Plus de 15.000 travailleurs de la construction en grève en Ontario

Plus de 15.000 travailleurs de la construction sont en grève en Ontario depuis le week-end dernier. Les travailleurs, qui comprennent des constructeurs d’immeubles résidentiels de grande et de petite taille, des poseurs de planchers et des opérateurs-ingénieurs de grues et d’autres équipements lourds, réclament des augmentations de salaire pour suivre la montée en flèche de l’inflation.

Le centre de la grève se trouve dans la région du Grand Toronto, où les spéculateurs immobiliers et les banques ont fait fortune ces dernières années grâce aux prix astronomiques et toujours en hausse des propriétés résidentielles construites par les grévistes.

Chantier de construction en Ontario (Photo: IUOE)

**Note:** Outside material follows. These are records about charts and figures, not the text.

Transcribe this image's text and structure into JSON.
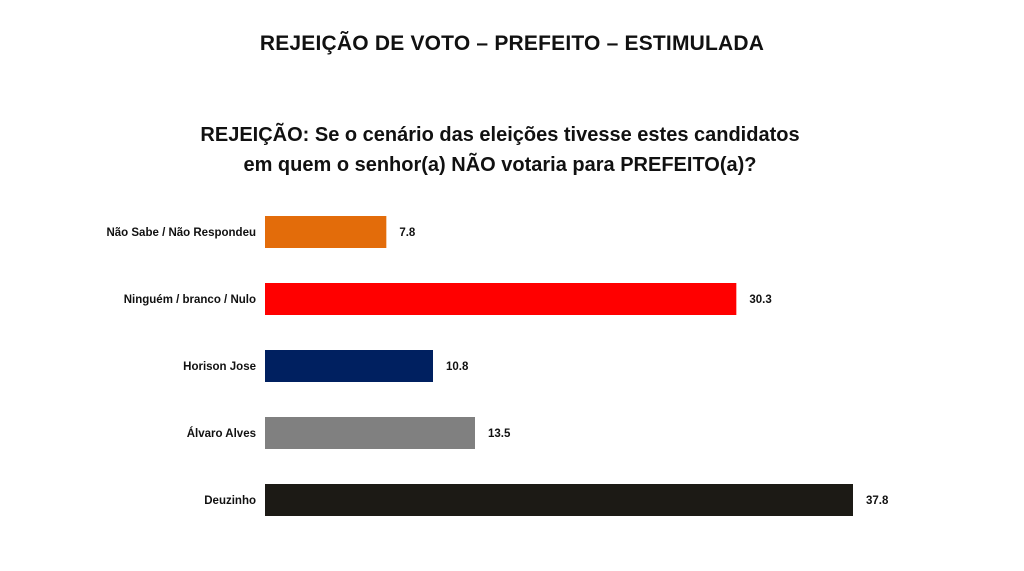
{
  "header": {
    "title": "REJEIÇÃO DE VOTO – PREFEITO – ESTIMULADA",
    "question_line1": "REJEIÇÃO: Se o cenário das eleições tivesse estes candidatos",
    "question_line2": "em quem o senhor(a) NÃO votaria para PREFEITO(a)?"
  },
  "chart_data": {
    "type": "bar",
    "orientation": "horizontal",
    "categories": [
      "Não Sabe / Não Respondeu",
      "Ninguém / branco / Nulo",
      "Horison Jose",
      "Álvaro Alves",
      "Deuzinho"
    ],
    "values": [
      7.8,
      30.3,
      10.8,
      13.5,
      37.8
    ],
    "value_labels": [
      "7.8",
      "30.3",
      "10.8",
      "13.5",
      "37.8"
    ],
    "colors": [
      "#e36c0a",
      "#ff0000",
      "#002060",
      "#808080",
      "#1c1a15"
    ],
    "title": "",
    "xlabel": "",
    "ylabel": "",
    "xlim": [
      0,
      37.8
    ],
    "grid": false,
    "legend": "none"
  }
}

Les entreprises de construction ont réussi à convaincre le gouvernement de l’Ontario de déclarer les travailleurs de la construction «employés essentiels», afin de les obliger à travailler pendant toute la durée de la pandémie sur des chantiers dépourvus des mesures de protection anti-COVID les plus élémentaires. Elles exigent maintenant que les travailleurs de la construction acceptent des augmentations de salaire inférieures à l’inflation pour les trois prochaines années.

Décrite comme la plus grande grève dans le secteur depuis 20 ans, l’action syndicale des travailleurs de la construction de l’Ontario s’inscrit dans le cadre d’une recrudescence internationale de la lutte des classes. Ces derniers mois, des grèves ont été observées chez les cheminots et les employés d’épicerie au Canada, chez les infirmières aux États-Unis et chez les chauffeurs de bus en Grande-Bretagne et en Inde, en raison de l’inflation galopante et de décennies de concessions et de salaires stagnants. Au Sri Lanka, les manifestations antigouvernementales à l’échelle nationale contre la montée en flèche du coût de la vie ont été accompagnées de grèves impliquant des millions de travailleurs.

Les grévistes sont membres de la section 183 de la Labourers International Union of North America (LiUNA) et de la section 793 de l’International Union of Operating Engineers (IUOE). Six groupes de travailleurs affiliés à la LiUNA ont débrayé dimanche, premier jour où ils étaient en position légale de faire grève. Les opérateurs-ingénieurs ont rejoint la grève le lendemain, après avoir rejeté un accord de principe de trois ans recommandé par l’équipe de négociation de la section 793. Bien que les détails soient rares, les ingénieurs semblent s’être vu offrir une augmentation de salaire de seulement 9%, répartie sur trois ans. L’inflation atteignant actuellement un taux annuel de 6,7%, le plus élevé depuis 30 ans, les travailleurs étaient pratiquement assurés de subir une énorme baisse de salaire réel dans le cadre de l’accord approuvé par l’IUOE.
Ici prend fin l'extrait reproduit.